A little $HOME, NPM, and EPI fun

Been cleaning up my home directory a bit, particularly ~/Projects and the dumping ground in ~/2besorted lol. I’ve managed to find a lot of old notes, even have imported a couple saved items into del.icio.us. While I’ve mostly dropped all my bookmarks, there are still a few files with old bookmarks in them. I merged them, using the old `cat files | sort | uniq > newfile` method ;). Sometime I’ve gotta shift through them and see what’s worth keeping. Since ma.gnolia’s great lossage, I’ve still have been maintaining the habbit of using Google and my brains limited RAM as a substitute for bookmarking >_>.

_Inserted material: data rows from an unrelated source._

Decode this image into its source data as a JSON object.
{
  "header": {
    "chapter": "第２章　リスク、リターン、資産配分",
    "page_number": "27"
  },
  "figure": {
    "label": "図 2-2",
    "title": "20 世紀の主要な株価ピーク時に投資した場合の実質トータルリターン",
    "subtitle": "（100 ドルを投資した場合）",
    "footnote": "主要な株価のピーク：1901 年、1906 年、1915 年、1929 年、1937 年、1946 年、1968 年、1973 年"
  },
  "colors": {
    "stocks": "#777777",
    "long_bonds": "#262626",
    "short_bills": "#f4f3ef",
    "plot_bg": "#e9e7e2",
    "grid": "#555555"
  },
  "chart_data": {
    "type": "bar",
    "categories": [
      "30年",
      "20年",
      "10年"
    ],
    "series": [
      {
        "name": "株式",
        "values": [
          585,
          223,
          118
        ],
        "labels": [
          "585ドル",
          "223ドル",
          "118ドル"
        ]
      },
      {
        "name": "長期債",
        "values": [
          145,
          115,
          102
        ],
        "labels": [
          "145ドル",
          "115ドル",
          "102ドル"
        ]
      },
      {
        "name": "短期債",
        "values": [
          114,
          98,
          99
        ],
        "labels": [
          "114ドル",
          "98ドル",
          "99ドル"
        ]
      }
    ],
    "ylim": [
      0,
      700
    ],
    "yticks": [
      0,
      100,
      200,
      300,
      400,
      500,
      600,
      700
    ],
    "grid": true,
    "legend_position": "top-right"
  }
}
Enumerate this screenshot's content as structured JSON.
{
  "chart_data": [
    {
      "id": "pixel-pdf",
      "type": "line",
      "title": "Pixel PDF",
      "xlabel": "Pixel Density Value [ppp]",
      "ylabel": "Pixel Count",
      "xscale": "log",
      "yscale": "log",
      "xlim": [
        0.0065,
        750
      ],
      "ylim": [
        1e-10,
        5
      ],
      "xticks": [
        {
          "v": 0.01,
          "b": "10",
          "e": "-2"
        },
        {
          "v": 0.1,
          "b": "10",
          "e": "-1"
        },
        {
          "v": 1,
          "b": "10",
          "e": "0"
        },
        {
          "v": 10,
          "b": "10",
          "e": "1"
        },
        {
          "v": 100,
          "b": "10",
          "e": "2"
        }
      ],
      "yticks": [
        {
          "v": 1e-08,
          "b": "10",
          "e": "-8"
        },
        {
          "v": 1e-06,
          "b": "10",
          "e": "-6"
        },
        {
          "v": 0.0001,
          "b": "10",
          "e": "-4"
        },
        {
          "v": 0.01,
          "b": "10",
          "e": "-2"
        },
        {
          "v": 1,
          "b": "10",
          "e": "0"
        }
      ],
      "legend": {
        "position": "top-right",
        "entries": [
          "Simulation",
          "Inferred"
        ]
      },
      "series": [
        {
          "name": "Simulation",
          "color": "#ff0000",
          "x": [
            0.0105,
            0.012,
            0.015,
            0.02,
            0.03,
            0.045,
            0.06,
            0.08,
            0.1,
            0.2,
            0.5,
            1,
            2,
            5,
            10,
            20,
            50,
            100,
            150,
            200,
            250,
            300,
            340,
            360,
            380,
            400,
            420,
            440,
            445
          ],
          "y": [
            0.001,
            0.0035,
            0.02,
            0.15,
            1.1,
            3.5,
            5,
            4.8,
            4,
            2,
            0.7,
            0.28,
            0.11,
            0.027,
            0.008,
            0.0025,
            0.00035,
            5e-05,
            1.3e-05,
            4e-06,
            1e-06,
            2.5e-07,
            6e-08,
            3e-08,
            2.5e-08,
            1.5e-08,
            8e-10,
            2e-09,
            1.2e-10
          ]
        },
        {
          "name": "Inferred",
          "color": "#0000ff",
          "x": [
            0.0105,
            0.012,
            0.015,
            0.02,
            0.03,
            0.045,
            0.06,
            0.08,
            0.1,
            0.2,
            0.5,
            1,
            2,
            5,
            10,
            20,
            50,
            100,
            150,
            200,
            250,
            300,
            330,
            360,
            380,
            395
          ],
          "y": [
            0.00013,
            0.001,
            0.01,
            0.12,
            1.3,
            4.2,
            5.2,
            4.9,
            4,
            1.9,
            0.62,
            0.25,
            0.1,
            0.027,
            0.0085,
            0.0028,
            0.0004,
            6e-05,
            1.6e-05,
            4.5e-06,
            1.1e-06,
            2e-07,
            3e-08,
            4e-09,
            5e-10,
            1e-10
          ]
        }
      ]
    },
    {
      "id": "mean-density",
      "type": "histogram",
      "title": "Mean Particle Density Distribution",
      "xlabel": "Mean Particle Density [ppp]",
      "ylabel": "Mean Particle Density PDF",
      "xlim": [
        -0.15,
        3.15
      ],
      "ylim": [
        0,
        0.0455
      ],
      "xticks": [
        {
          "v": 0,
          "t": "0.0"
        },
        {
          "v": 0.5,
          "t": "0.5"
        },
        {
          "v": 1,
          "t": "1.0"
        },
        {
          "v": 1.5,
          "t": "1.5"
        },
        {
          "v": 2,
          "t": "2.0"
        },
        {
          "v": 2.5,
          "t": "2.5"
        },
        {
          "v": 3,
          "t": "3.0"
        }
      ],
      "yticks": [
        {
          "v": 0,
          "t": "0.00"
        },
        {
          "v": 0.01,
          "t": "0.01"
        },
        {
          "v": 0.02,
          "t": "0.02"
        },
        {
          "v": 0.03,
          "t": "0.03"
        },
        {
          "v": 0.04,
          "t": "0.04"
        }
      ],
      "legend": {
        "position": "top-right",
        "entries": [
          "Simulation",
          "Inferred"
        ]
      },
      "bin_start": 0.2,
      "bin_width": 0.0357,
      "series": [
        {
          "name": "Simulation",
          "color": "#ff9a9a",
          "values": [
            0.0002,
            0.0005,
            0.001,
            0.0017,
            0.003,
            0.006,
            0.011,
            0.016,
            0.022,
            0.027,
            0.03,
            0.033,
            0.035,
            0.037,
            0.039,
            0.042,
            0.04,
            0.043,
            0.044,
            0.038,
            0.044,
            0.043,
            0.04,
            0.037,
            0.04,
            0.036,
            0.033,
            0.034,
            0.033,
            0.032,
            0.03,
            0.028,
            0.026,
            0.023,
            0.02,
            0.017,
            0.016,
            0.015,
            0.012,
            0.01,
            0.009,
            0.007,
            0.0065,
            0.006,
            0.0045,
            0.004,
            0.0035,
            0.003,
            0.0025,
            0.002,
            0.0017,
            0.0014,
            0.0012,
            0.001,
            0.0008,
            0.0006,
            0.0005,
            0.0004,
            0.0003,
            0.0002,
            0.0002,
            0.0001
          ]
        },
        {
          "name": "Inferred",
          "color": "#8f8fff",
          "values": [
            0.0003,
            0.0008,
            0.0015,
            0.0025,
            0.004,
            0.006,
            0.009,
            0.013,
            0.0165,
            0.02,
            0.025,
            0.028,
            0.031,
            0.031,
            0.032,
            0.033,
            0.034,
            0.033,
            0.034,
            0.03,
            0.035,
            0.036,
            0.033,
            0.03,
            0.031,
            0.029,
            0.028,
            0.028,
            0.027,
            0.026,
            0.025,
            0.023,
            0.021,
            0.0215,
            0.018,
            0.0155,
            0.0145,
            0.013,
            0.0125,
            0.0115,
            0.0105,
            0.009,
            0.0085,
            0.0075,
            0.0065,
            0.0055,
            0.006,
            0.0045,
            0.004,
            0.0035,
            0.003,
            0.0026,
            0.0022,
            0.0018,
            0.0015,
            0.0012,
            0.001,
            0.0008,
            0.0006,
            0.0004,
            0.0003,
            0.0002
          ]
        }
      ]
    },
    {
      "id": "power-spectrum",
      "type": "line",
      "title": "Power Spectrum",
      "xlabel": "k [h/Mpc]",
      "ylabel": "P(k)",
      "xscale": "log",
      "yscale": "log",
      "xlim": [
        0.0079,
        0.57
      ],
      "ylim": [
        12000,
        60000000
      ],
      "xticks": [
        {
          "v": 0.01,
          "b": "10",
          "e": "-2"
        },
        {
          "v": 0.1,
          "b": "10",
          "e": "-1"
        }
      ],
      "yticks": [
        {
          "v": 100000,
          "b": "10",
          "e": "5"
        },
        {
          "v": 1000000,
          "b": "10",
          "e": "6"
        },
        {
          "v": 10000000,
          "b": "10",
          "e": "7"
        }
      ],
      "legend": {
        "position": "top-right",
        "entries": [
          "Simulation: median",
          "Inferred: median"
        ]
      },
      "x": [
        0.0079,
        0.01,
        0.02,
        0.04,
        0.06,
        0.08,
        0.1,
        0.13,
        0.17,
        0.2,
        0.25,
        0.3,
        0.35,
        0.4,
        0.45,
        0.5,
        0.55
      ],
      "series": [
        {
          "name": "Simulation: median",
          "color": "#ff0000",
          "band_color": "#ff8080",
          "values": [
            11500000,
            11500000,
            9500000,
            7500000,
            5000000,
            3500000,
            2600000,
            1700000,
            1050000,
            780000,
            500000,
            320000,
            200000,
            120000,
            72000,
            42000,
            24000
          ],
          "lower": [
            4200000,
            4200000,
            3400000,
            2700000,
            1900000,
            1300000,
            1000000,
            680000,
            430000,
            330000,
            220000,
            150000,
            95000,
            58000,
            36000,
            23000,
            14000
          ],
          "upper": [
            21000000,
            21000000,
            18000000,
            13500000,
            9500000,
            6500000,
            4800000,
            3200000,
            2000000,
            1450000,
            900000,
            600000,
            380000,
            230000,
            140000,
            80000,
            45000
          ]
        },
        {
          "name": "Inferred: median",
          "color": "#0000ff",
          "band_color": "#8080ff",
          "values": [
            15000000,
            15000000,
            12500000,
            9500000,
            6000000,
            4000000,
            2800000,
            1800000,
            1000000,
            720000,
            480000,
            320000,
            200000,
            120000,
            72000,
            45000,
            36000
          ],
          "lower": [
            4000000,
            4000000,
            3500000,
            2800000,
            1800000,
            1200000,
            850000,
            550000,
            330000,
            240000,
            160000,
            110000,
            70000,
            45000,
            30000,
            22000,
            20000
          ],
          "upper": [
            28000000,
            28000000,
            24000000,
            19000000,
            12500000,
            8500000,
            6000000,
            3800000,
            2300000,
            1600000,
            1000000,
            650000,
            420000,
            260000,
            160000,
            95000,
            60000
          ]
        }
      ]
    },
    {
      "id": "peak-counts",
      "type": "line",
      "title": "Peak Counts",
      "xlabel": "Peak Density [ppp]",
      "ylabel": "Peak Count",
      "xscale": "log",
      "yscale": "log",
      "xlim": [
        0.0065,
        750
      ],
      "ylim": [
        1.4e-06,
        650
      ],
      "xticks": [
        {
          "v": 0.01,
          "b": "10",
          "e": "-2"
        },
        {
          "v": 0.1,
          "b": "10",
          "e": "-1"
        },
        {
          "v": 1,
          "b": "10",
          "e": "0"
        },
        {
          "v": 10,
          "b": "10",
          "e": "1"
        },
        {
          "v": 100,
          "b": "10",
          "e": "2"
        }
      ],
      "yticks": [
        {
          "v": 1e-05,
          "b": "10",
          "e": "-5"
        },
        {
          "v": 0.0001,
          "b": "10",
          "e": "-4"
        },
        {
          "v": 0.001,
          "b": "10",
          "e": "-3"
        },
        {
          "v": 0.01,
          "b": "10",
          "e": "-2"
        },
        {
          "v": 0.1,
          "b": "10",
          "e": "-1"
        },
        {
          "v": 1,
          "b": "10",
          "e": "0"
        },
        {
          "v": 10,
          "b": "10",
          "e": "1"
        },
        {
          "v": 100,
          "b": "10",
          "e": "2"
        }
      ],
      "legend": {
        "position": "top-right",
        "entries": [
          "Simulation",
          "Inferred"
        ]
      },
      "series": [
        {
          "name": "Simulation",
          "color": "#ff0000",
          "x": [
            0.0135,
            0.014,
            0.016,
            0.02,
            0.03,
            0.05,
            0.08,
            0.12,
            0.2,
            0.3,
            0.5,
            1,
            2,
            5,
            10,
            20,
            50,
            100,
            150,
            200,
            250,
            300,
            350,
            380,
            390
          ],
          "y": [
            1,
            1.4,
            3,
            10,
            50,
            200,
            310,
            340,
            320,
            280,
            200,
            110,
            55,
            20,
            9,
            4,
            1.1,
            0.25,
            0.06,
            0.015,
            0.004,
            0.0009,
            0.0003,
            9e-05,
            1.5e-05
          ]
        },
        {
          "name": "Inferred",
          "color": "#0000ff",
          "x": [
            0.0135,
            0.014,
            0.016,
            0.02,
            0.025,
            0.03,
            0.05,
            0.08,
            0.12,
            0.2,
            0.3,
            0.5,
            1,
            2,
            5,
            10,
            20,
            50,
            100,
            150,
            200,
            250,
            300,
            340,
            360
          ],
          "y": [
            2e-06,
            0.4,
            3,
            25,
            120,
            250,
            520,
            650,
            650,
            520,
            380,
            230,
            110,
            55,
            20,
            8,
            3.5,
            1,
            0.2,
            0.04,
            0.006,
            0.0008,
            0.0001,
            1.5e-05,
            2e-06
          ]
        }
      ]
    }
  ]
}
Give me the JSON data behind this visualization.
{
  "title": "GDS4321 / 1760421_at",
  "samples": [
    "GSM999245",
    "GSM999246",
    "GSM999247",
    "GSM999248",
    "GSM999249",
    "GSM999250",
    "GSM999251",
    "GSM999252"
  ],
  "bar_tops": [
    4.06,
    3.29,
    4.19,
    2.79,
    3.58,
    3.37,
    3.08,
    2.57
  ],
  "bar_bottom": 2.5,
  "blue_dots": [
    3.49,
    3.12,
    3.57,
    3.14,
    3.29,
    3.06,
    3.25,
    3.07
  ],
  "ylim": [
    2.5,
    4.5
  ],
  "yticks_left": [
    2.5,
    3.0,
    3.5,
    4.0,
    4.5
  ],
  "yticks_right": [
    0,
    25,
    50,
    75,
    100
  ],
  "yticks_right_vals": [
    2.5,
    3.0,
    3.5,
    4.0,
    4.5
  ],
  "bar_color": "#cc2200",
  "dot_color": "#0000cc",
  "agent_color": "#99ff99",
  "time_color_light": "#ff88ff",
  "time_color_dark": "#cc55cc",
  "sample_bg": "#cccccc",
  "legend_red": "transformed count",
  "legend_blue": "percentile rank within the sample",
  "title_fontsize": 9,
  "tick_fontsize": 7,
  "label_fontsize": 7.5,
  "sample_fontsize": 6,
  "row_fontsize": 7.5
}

I’ve also taken some time to sort out the change over from Subversion to Git on NPMs source forge page. Last night, I started work in converting my updater.sh to Python… figured to dub it ‘neo’ and incorporate it as part of NPM. Hey, I’ve always wanted to remove portupgrade from the picture… lol. The neo script is basically meant to be comparable to portmaster or portupgrade, and whatever century time brings me back to Neo Ports Manager, will likely serve as the backend. However, I must admit, unlike NPM, this part is somewhat of a selfish agenda at heart: it will be able to do more then my updater.sh can without help.

Finally found the time to add a few pages to the wiki being setup with the Encapsulated Package Installer project. The stuff there is still mostly bare, because I’ve been focused else where’s the past couple of days. Mostly the content added was centred around development tasks, going to have to settle down and plan out what changes need to be made. All in all, things have been moving foreward. When it comes to my personal projects, EPI has the lead seat, and the rest are enqueued, in terms of programming.

That being said, of course I have my strokes of working on other things when shorter periods of time are free: the odds and ends, hehe.